Memory Organisations of Parallel Computers
Overview
Teaching: 10 min
Exercises: 0 minQuestions
How is computer memory in parallel computers organized?
Objectives
Introduce types of memory organization in parallel computers
Discuss implications of computer memory organization for parallel programming
The organization of the memory system is second, equally important, aspect of high-performance computing. If the memory cannot keep up and provide instructions and data at a sufficient rate there will be no improvement in performance.
Processors are typically able to execute instructions much faster than to read/write data from the main memory. Matching memory response to processor speed is very important for efficient parallel scaling. Solutions to the memory access problem have led to the development of two parallel memory architectures: shared memory and distributed memory.
The distinction between shared memory and distributed memory is an important one for programmers because it determines how different parts of a parallel program will communicate.
This section introduces techniques used to connect processors to memories in high-performance computers and how these techniques affect programmers.
Shared memory
- Multiple processors can operate independently but share the same memory resources.
- All processors have equal access to data and instructions in this memory
- Changes in a memory done by one processor are visible to all other processors.
Based upon memory access times shared memory computers can be divided into two categories:
- Uniform Memory Access (UMA)
- Non-Uniform Memory Access (NUMA)
- All processors share memory uniformly, i.e. access time to a memory location is independent on which of the processors.
- Used in multiprocessor systems.
- When many CPUs are trying to access the same memory they can be “starved” of data because only one processor can access the computer’s memory at a time.
- NUMA attempts to address this problem by providing separate memory for each processor.
- CPUs are physically linked using a fast interconnect.
- A CPU can access its local memory faster than non-local memory (memory local to another processor or memory shared between processors).
In a shared memory system it is only necessary to build a data structure in memory and pass references to the data structure to parallel subroutines. For example, a matrix multiplication routine that breaks matrices into a set of blocks only needs to pass the indices of each block to the parallel subroutines.
Advantages
- User-friendly programming.
- Fash data sharing due to a close connection between CPUs and memory
Disadvantages
- Not highly scalable. Adding more CPUs increases traffic on the shared memory-CPU path,
- Lack of data coherence. The change in the memory of one CPU needs to be reflected to the other processors, otherwise, the different processors will be working with incoherent data.
- The programmer is responsible for synchronization.
Distributed memory
- In a distributed memory system each processor has a local memory that is not accessible from any other processor
- Programs on each processor interact with each other using some form of a network interconnect (Ethernet, Infiniband, Quadrics, etc.).

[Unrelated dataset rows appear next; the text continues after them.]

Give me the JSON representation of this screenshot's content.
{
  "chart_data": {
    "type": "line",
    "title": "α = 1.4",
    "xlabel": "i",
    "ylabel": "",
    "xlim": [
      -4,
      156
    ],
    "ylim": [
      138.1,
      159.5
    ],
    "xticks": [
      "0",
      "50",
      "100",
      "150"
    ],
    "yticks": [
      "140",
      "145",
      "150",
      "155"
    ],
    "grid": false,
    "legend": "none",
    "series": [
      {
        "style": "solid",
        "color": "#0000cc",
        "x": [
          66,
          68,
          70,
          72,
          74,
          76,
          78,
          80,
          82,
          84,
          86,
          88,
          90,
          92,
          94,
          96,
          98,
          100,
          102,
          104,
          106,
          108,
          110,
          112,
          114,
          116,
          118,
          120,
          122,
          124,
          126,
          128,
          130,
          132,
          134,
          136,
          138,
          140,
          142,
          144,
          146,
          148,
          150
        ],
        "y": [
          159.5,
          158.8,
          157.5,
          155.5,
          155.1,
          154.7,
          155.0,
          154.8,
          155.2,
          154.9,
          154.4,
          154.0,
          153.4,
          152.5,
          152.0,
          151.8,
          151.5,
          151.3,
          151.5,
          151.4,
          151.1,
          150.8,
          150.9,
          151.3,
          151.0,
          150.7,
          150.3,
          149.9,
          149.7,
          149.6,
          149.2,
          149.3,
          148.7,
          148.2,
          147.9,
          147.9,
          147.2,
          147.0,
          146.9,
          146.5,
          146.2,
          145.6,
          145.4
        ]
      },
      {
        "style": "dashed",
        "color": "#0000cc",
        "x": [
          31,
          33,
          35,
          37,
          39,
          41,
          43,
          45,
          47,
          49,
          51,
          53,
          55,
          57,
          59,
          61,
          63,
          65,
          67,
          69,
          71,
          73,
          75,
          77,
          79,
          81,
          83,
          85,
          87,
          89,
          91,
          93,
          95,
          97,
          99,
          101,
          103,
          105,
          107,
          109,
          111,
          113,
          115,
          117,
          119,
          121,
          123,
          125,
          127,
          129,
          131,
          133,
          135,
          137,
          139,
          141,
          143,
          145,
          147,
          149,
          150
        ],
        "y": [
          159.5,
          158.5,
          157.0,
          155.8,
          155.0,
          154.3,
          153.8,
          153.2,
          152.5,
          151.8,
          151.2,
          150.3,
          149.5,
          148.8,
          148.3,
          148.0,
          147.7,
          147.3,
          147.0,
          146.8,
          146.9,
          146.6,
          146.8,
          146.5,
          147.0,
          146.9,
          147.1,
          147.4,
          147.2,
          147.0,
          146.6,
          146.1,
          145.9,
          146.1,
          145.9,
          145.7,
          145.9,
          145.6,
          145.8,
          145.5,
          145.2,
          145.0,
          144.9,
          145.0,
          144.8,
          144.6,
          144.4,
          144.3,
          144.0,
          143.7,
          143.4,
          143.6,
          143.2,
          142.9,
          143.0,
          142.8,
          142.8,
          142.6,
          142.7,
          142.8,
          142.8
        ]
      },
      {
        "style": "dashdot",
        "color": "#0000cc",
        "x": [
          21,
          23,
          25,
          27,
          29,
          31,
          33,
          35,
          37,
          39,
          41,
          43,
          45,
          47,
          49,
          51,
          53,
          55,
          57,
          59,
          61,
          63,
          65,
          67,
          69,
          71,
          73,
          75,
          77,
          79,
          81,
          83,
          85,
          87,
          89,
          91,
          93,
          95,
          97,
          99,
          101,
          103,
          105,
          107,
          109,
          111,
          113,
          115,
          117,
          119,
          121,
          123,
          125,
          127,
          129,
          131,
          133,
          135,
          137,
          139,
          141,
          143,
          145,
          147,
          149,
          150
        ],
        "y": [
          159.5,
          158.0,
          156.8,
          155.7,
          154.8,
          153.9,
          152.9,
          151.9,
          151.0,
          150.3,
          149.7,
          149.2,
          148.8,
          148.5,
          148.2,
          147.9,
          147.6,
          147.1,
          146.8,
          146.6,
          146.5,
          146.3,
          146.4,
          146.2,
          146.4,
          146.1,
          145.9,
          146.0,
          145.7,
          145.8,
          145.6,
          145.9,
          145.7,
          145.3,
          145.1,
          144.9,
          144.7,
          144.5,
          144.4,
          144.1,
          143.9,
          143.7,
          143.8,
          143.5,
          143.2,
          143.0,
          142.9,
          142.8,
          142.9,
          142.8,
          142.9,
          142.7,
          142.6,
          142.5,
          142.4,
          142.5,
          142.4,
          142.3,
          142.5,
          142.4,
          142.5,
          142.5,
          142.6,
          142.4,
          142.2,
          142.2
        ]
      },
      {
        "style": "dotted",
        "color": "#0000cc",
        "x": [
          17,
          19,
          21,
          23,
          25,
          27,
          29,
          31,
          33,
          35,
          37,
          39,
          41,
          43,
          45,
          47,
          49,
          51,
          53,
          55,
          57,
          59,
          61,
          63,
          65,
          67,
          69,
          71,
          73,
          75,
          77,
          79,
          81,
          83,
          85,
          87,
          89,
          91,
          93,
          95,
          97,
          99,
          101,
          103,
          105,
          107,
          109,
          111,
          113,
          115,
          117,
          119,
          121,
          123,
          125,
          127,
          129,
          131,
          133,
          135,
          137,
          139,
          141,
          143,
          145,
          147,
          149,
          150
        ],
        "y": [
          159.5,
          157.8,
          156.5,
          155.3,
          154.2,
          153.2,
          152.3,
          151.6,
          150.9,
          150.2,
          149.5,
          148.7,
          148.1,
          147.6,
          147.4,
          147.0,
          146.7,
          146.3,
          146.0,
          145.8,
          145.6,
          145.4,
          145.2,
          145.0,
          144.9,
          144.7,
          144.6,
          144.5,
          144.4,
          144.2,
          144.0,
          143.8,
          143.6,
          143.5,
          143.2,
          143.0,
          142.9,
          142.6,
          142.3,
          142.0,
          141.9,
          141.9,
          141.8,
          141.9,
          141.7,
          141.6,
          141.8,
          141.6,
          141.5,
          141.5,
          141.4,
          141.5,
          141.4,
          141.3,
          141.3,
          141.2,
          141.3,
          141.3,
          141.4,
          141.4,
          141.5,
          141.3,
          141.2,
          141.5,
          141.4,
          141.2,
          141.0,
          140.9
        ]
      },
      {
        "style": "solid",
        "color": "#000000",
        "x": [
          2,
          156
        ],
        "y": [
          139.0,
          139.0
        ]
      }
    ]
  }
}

- A distributed memory program must create copies of shared data in each local memory. These copies are created by sending a message containing the data to another processor.
In the matrix multiplication example, the controlling process would have to send messages to other processors. Each message would contain all submatrices required to compute one part of the result. A drawback to this memory organization is that these messages might have to be quite large.
Advantages
- Each processor can use its local memory without interference from other processors.
- There is no inherent limit to the number of processors; the size of the system is constrained only by the network used to connect processors.
Disadvantages
- The complexity of programming: the programmer is responsible for many of the details associated with data communication between processors.
- It may be difficult to map complex data structures from global memory, to distributed memory organization.
- Longer memory access times.
Hybrid Distributed-Shared Memory
Practically all HPC computer systems today employ both shared and distributed memory architectures.
- The shared memory component can be a shared memory machine and/or graphics processing units (GPU).
- The distributed memory component is the networking of multiple shared memory/GPU machines.
The important advantage is increased scalability. Increased complexity of programming is an important disadvantage.
What memory model to implement?
The decision is usually based on the amount of information that must be shared by parallel tasks. Whatever information is shared among tasks must be copied from one node to another via messages in a distributed memory system, and this overhead may reduce efficiency to the point where a shared memory system is preferred.
The message passing style fits very well with the programs in which parts of a problem can be computed independently and require distributing only initialization data and collecting final results, for example, Monte-Carlo simulations.
Key Points
The amount of information that must be shared by parallel tasks is one of the key parameters dictating the choice of the memory model.